Adaptive Forests For Classification
Dimitris Bertsimas, Yubing Cui

TL;DR
This paper introduces Adaptive Forests, a new classification method that adaptively assigns weights to trees, outperforming traditional ensemble models like RF and XGBoost across multiple datasets.
Contribution
It presents a novel adaptive weighting approach combining OP2T and MIO, improving classification accuracy over existing ensemble methods.
Findings
AF outperforms RF and XGBoost on diverse datasets.
Adaptive weighting improves classification performance.
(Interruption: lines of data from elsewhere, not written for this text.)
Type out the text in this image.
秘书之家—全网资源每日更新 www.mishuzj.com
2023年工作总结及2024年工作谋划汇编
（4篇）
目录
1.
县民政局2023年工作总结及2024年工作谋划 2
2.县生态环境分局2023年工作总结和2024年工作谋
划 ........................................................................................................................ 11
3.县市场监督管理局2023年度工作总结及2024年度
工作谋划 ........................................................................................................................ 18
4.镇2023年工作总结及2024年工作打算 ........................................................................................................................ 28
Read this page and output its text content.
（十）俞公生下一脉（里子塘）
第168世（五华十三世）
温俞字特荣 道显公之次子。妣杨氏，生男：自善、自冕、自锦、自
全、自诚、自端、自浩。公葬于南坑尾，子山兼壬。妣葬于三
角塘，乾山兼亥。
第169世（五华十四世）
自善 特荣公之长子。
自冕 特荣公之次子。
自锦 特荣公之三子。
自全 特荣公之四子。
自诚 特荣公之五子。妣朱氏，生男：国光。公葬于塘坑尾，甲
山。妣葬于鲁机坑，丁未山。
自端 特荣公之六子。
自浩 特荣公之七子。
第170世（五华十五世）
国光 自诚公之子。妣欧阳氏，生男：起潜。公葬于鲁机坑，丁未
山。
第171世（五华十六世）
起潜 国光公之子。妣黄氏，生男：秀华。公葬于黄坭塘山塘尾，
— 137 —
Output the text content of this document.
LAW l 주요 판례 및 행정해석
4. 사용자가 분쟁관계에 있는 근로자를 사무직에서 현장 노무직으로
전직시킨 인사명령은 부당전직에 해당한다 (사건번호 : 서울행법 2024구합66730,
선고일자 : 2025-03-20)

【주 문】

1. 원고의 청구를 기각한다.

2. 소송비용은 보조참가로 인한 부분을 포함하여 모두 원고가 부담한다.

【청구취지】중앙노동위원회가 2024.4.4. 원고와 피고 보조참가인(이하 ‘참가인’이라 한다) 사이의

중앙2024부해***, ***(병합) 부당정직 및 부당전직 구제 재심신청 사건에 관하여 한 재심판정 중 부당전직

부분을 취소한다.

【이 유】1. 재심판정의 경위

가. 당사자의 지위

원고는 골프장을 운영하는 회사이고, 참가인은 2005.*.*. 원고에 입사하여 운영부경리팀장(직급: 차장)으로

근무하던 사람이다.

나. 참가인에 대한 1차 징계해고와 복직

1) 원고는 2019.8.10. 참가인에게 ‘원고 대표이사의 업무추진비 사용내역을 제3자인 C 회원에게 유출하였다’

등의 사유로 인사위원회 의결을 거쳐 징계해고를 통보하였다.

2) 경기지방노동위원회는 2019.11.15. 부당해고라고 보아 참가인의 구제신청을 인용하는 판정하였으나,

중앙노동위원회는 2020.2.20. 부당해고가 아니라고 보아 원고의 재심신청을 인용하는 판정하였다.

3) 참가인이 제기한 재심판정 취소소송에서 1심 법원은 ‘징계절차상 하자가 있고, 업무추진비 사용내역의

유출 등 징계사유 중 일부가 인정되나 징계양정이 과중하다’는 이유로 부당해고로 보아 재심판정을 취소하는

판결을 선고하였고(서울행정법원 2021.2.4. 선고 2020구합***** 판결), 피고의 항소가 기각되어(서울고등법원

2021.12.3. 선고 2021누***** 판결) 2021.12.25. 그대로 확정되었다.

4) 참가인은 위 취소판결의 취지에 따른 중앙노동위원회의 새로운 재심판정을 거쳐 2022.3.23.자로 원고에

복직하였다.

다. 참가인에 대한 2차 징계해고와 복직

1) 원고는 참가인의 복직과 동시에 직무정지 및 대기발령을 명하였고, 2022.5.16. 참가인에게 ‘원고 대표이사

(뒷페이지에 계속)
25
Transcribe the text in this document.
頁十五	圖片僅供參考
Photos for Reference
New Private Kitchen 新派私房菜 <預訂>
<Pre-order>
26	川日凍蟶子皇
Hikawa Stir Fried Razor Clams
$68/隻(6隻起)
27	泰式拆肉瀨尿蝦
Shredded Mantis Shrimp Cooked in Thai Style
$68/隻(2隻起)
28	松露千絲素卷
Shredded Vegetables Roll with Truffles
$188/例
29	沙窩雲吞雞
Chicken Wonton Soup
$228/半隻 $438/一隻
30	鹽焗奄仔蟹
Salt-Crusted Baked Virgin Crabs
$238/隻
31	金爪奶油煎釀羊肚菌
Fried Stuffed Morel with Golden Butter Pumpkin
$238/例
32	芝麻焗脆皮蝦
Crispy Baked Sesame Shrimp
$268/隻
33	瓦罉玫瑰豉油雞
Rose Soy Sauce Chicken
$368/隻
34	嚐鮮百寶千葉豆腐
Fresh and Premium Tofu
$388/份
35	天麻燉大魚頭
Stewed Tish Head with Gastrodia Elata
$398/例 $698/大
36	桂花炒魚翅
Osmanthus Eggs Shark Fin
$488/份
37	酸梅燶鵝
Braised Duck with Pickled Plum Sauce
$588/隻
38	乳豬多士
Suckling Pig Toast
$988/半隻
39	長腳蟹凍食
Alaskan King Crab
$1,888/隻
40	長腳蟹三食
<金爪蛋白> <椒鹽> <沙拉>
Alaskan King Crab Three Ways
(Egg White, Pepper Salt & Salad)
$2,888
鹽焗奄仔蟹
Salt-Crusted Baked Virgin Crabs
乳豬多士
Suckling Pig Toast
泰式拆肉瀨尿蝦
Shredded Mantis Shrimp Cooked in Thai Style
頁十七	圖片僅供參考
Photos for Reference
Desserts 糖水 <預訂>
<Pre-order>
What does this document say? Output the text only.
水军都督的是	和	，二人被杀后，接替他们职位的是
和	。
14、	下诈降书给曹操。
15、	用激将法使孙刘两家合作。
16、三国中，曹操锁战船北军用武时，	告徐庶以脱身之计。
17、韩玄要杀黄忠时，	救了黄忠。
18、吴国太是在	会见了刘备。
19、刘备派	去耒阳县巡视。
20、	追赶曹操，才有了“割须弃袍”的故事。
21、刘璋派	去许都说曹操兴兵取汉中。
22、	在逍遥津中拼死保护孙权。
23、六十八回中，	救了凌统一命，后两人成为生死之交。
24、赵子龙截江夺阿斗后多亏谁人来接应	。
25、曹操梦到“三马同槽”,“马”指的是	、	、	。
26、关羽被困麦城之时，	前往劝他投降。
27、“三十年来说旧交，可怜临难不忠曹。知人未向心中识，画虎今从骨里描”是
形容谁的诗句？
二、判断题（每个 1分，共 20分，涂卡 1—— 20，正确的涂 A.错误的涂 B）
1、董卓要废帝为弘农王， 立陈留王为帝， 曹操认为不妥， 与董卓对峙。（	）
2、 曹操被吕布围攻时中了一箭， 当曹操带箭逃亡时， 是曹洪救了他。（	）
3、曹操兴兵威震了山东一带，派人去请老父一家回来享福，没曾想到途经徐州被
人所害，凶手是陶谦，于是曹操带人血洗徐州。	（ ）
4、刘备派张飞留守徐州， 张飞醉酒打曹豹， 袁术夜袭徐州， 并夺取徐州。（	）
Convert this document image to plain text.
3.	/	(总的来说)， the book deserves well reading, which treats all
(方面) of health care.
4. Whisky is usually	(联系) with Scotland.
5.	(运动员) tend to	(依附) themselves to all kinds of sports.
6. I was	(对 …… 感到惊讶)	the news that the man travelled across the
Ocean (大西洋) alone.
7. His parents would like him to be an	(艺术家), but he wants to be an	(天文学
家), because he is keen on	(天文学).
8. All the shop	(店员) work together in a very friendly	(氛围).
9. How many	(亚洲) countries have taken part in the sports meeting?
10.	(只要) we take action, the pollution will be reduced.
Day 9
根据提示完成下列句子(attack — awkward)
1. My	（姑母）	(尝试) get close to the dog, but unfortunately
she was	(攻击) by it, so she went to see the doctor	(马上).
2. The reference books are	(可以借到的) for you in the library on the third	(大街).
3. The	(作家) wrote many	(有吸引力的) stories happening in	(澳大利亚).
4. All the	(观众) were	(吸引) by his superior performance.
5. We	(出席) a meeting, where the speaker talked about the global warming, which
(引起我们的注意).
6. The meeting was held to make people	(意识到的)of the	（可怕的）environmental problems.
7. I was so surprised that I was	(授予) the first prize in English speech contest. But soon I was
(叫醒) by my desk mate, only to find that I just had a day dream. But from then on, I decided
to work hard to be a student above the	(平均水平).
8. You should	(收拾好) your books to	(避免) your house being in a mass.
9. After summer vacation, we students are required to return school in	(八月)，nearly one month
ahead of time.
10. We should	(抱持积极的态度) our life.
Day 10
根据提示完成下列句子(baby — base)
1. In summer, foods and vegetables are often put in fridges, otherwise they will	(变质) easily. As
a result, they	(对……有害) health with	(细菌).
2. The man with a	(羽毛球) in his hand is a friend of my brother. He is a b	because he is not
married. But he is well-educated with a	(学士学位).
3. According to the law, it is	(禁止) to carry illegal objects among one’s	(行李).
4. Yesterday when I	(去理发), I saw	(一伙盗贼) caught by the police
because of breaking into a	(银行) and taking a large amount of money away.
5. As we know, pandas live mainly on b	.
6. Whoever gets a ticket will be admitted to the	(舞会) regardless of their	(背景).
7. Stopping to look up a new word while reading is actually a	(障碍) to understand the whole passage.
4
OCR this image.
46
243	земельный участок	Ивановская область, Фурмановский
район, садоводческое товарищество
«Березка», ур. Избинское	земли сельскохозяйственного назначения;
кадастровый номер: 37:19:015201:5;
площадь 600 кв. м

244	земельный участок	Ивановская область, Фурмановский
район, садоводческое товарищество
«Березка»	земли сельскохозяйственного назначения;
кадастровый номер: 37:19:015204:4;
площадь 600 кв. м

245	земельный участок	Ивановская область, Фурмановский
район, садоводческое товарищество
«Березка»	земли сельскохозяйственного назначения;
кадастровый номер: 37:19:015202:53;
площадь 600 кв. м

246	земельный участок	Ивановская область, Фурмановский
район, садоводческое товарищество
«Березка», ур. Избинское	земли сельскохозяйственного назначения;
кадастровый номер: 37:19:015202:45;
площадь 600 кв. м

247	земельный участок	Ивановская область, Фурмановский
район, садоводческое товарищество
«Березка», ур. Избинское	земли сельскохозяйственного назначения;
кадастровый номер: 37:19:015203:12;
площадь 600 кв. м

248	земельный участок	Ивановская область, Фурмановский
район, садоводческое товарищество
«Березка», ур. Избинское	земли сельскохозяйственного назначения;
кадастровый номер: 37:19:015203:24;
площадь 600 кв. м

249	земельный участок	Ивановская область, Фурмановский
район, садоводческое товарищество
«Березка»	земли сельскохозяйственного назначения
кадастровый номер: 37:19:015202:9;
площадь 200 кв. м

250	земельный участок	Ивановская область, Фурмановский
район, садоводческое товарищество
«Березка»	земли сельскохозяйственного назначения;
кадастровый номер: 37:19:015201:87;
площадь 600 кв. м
The method is effective for both binary and multi-class problems.
Abstract
Random Forests (RF) and Extreme Gradient Boosting (XGBoost) are two of the most widely used and highly performing classification and regression models. They aggregate equally weighted CART trees, generated randomly in RF or sequentially in XGBoost. In this paper, we propose Adaptive Forests (AF), a novel approach that adaptively selects the weights of the underlying CART models. AF combines (a) the Optimal Predictive-Policy Trees (OP2T) framework to prescribe tailored, input-dependent unequal weights to trees and (b) Mixed Integer Optimization (MIO) to refine weight candidates dynamically, enhancing overall performance. We demonstrate that AF consistently outperforms RF, XGBoost, and other weighted RF in binary and multi-class classification problems over 20+ real-world datasets.